Packages - Pandas, StreamLit, Matplotlib, Seaborn, base64, yfinance.
Data source - https://en.wikipedia.org/wiki/List_of_S%26P_500_companies
First we scrape the table containing information of all S&P companies from the above website. We create a sidebar to select the sector of choice and also the number of companies we would want to visualize. We create a function to directly download the csv file from the web application itself. We use yfinance to download stock price information of companies. Use this link to look at the documentation of yfinance https://pypi.org/project/yfinance/
We create a custom function to plot the closing price(I used closing price but you can use any other column of choice) of one company.
Packages - Pandas, StreamLit, Sklearn.
Data Set - Iris flower data is a very popular dataset implicitly available in sklearn. It has the sepal length, sepal width, petal length, petal width as the independent features. It is classification problem where we have to essentially predict which type of an iris plant it is i.e. Setosa, Verginica or Versicolor.
We start by creating a custom function to input all the 4 independent features from the user. We also print the feature values given by the user. We load the datset and seperate the independent and dependent features. We then use the Random Forest classifier for prediction. We get the prediction for our set of independent features and also the probabilities for each class. Finally we print the class labels, our prediction and the prediction probabilities.
Packages - Pandas, StreamLit, Sklearn, pickle.
Data Set - We shall be using the palmer penguins dataset, the goal of which is to provide a great alternative to the iris dataset for data exploration & visualization. The independent features are island, bill length, bill depth, flipper length, body mass and sex. The dependent feature is species. I have uploaded a clean version(missing values removed) of the dataset within the folder for you to use directly.
We have 2 files and I will talk about each one of them one by one.

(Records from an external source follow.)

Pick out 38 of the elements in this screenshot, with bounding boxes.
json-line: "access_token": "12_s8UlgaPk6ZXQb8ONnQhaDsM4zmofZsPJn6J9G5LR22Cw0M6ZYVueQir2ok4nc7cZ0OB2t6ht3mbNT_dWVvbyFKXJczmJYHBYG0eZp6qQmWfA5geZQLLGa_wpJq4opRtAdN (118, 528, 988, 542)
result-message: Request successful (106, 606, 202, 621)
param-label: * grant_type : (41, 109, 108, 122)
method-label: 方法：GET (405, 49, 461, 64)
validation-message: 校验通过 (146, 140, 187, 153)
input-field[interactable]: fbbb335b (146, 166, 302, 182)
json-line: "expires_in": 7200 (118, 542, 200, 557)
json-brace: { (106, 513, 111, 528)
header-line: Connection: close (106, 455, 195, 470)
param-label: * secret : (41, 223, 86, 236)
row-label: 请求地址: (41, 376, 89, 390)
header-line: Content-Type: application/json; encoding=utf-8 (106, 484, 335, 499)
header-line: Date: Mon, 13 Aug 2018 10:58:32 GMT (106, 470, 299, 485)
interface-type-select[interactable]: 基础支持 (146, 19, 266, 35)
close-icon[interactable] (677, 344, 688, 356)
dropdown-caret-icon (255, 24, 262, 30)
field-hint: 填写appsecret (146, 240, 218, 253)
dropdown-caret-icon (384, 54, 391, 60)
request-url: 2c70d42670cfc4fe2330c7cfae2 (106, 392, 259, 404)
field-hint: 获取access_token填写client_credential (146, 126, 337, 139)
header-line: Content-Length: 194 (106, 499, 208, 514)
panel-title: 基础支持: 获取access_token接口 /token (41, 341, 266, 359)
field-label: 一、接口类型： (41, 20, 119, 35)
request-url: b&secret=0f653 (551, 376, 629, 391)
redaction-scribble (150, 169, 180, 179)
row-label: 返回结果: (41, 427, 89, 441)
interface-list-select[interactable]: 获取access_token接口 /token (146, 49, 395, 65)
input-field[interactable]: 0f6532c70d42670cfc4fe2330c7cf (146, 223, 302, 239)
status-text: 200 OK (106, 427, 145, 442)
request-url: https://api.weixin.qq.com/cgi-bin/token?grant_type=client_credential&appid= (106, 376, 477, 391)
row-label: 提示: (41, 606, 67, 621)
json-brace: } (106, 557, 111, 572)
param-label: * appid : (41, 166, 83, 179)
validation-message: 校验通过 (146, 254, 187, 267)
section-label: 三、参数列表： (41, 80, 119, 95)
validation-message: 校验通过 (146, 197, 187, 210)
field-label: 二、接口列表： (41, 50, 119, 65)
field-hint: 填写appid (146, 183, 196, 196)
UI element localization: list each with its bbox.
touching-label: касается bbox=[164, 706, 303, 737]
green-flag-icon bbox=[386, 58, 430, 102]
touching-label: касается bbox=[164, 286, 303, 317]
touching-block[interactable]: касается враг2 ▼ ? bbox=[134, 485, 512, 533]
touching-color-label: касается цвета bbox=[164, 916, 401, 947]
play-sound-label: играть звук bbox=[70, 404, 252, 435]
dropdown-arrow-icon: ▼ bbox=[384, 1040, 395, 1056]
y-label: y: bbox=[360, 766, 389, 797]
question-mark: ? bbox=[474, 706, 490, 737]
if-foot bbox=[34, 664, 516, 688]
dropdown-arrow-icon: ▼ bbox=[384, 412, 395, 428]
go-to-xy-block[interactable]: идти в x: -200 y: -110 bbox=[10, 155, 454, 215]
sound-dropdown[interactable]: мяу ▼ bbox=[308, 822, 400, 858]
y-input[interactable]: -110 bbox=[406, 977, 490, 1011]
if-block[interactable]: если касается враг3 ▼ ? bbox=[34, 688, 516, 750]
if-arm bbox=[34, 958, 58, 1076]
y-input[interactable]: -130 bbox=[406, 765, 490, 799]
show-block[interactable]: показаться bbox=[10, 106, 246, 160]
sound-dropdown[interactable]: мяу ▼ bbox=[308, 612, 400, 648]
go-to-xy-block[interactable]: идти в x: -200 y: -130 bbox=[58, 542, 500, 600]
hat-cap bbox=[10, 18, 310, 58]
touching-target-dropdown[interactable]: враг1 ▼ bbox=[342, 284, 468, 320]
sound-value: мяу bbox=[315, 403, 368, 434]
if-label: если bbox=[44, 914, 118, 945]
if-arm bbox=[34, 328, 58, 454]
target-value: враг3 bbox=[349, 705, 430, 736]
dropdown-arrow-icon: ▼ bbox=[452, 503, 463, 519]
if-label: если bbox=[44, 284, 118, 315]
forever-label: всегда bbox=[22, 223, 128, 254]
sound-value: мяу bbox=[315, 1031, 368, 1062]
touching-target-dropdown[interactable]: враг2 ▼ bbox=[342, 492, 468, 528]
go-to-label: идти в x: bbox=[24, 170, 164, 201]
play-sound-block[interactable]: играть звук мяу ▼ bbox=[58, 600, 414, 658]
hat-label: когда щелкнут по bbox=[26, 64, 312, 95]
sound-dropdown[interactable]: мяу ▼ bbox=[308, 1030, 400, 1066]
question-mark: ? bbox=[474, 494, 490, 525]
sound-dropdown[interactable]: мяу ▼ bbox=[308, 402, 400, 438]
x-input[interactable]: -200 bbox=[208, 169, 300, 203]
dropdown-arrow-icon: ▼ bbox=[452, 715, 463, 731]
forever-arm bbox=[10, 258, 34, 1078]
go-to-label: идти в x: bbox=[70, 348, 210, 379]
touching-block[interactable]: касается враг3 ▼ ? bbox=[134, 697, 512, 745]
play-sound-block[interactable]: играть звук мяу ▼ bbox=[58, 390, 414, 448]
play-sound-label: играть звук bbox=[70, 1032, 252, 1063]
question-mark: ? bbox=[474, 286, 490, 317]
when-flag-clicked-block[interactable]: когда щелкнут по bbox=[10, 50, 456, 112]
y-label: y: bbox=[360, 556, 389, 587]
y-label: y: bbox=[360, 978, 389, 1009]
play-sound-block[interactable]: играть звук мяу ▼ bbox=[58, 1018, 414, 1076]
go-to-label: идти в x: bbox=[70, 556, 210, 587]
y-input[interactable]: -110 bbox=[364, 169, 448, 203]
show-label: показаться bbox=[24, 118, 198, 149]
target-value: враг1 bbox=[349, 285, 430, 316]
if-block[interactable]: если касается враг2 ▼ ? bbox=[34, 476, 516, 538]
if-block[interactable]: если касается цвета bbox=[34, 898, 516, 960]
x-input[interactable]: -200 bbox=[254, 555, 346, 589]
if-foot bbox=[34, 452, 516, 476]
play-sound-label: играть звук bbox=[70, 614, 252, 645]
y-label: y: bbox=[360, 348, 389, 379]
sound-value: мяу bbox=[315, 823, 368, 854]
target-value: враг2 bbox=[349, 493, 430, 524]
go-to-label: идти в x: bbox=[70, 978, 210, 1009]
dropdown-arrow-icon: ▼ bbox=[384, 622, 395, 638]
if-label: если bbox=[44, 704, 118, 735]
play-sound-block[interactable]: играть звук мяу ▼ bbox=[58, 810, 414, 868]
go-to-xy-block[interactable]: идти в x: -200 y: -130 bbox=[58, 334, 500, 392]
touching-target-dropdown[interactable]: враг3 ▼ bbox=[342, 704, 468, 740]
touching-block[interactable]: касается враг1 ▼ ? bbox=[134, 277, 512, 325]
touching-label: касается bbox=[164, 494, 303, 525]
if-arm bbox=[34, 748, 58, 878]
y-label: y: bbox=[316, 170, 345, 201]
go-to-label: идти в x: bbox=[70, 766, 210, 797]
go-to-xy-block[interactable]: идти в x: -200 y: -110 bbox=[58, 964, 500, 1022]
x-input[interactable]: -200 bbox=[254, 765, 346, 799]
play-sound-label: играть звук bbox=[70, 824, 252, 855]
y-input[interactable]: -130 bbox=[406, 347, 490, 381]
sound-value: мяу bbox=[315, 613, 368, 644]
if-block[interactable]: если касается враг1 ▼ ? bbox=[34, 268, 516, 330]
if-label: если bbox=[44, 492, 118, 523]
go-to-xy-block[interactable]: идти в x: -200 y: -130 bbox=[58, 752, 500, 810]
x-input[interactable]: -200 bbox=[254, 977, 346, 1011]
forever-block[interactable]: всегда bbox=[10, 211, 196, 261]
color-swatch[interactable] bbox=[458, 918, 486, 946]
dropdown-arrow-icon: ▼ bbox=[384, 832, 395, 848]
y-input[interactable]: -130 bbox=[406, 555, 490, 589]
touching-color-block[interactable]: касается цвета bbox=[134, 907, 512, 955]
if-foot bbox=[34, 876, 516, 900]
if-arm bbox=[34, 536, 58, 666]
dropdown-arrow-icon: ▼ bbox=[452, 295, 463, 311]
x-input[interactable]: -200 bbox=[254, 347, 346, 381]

penguins-model-building.py
This is the file where we are building the model. Our first step would be to encode the two categorical features i.e. island and sex. We use get_dummies function for it. We do target encoding for the species column. We then seperate the dependent and independent variables. We build a Random Forest Classifier and lastly we dump the model in a pickle file. This is a good practice because if we don't pickle we will have to run the entire model again and again when we change the input features.
penguins-app.py
We provide a sidebar for taking inputs from the user. The input here is either through a csv file with all the independent features or you can directly use the sliders and the dropdowns. A sample input file is available for download for you to check out. We create a custom function to check if the user uploads anything or not. If nothing is uploaded we provide preset values or take the input directly from the paramters. We combine the independent feature(either the one provided by the user or the preset values) with the original dataset to make encoding easier. We use the same pre-processing(encoding) steps again. We separate out the input row back now and provide it to the pickled model which we have loaded again. We get the prediction and prediction probabilities and print both subsequently.
Packages - Pandas, StreamLit, Sklearn, shap(to give you an understanding behind the prediction), matplotlib.
Data Set - You can visit here to know about it in detail https://www.cs.toronto.edu/~delve/data/boston/bostonDetail.html.
We first load the inbuilt boston dataset of sklearn and seperate the dependent and independent features. We create a sidebar and provide sliders for each independent feature. The default value for each slider is the mean of that column. We use Random Forest Regressor for our predictions. We use the data frame with all input features for the prediction from our model which we print out. Finally we use the shap library to show the feature importance. We visualize it with two plots.
Note - We are not pickling the model and loading it here. Each time we run the model when we change the input features. That is why it takes a lot of time to give the predictions as compared to the previous project where loaded the pickled model.